Charlus: Ja wiem, że Blaise nie miał nic przeciwko gdybyś mu się tak pokazał. Ale przypominam ci tylko, że idziemy na imprezę.
Gdy tylko Harry to usłyszał to od razu zrobił się cały czerwony. Ale szybko się ogarnął
Harry: Wiem to. Ale źle się czuję w każdej koszuli.
Charlus: Może będę umiał ci w tym pomóc.
Po tych słowach Charlus od razu podszedł do kufla. Z którego wyciągnął jedną ze swoich koszuli która była w zielonym kolorze. I podał ją bratu. Aby ten ją ubrał. Co też Harry od razu uczynił.

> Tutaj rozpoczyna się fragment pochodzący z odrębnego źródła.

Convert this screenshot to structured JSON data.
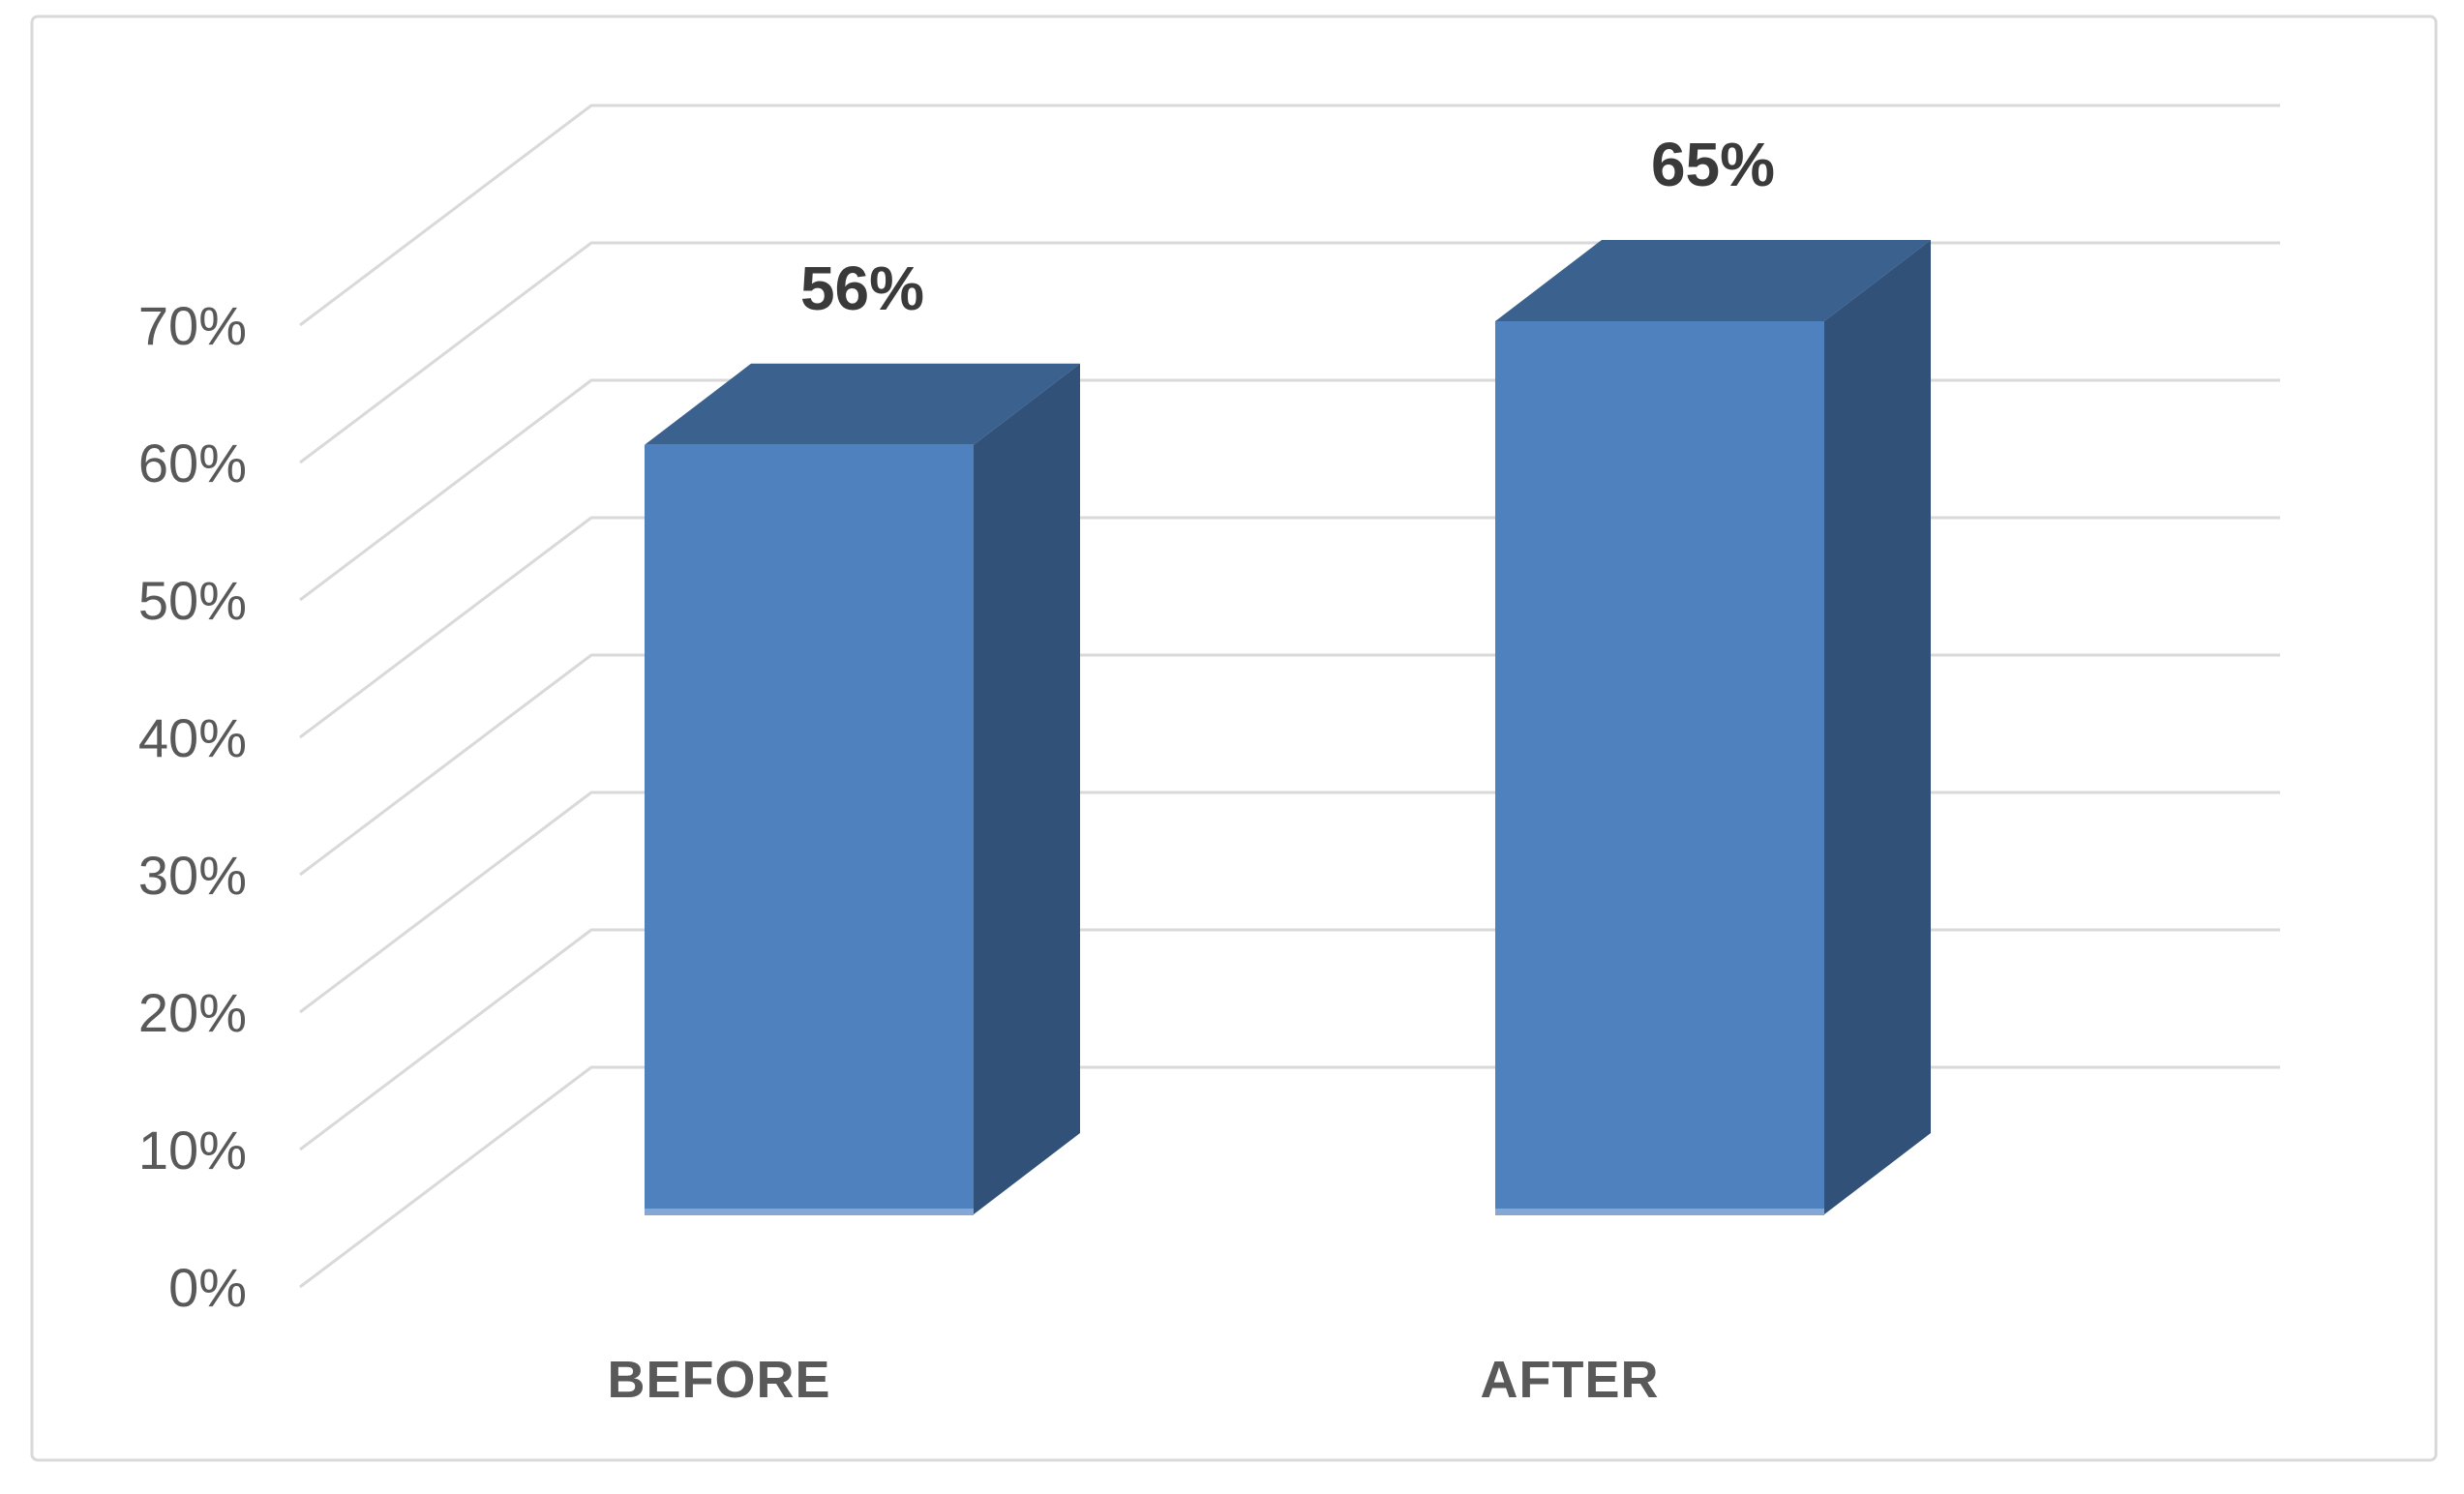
{
  "chart_data": {
    "type": "bar",
    "variant": "3d-column",
    "title": "",
    "categories": [
      "BEFORE",
      "AFTER"
    ],
    "values": [
      56,
      65
    ],
    "data_labels": [
      "56%",
      "65%"
    ],
    "y_axis": {
      "tick_labels": [
        "0%",
        "10%",
        "20%",
        "30%",
        "40%",
        "50%",
        "60%",
        "70%"
      ],
      "min": 0,
      "max": 70,
      "major_unit": 10
    },
    "ylim": [
      0,
      70
    ],
    "grid": true,
    "legend": "none",
    "colors": {
      "bar_front": "#4e81bd",
      "bar_top": "#3b618f",
      "bar_side": "#325179",
      "bar_bottom_highlight": "#84a7d4",
      "gridline": "#d9d9d9",
      "frame_border": "#d9d9d9",
      "axis_label": "#595959",
      "category_label": "#595959",
      "data_label": "#3a3a3a",
      "background": "#ffffff"
    }
  }
}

Gdy tylko Harry założyłem koszulę to od razu poinformował swojego brata. Że gdy tylko skrzaty wypiorą bluzkę to mu ją odda. Na co Charlus, że nie musi. I że po imprezie da mu jeszcze kilka takich koszul, ponieważ dla niego są za mało. Na koniec nawet za żartował, że troszeczkę przesadził z tymi ćwiczeniami. Co poskutkowało tym że obaj bracie zaczęli się śmiać.
*Pokój Wspólny*
Gdy tylko bracia zeszli na dół to okazało się, że już na nich czeka Blaise, bo reszta jeszcze się ubiera. Młody Zabini od razu pocałował swojego chłopaka a Charlusem się tylko przywitał. I we trójkę czekali na resztę.
*Pov. Blaise*
Byłem bardzo ciekawy co się ubierze mój ukochany. Chociaż proponowałem mu aby ubrał bluzkę i spódniczkę, ponieważ jeszcze piękniej by wyglądał. Za co mi się wtedy dostało w głowie. Może uda mi się przekonać Harry'ego abym mógł stawić ostatnie zdjęcie jakie mu zrobiłem. Gdy wszedłem do jego dormitorium aby spędzić z nim czas. A ten stał przy lustrze w spódnica. Jak się okazało jeszcze tego pięknego wtedy dni to on w szafce miał o wiele ciekawsze rzeczy w tym nawet bieliznę.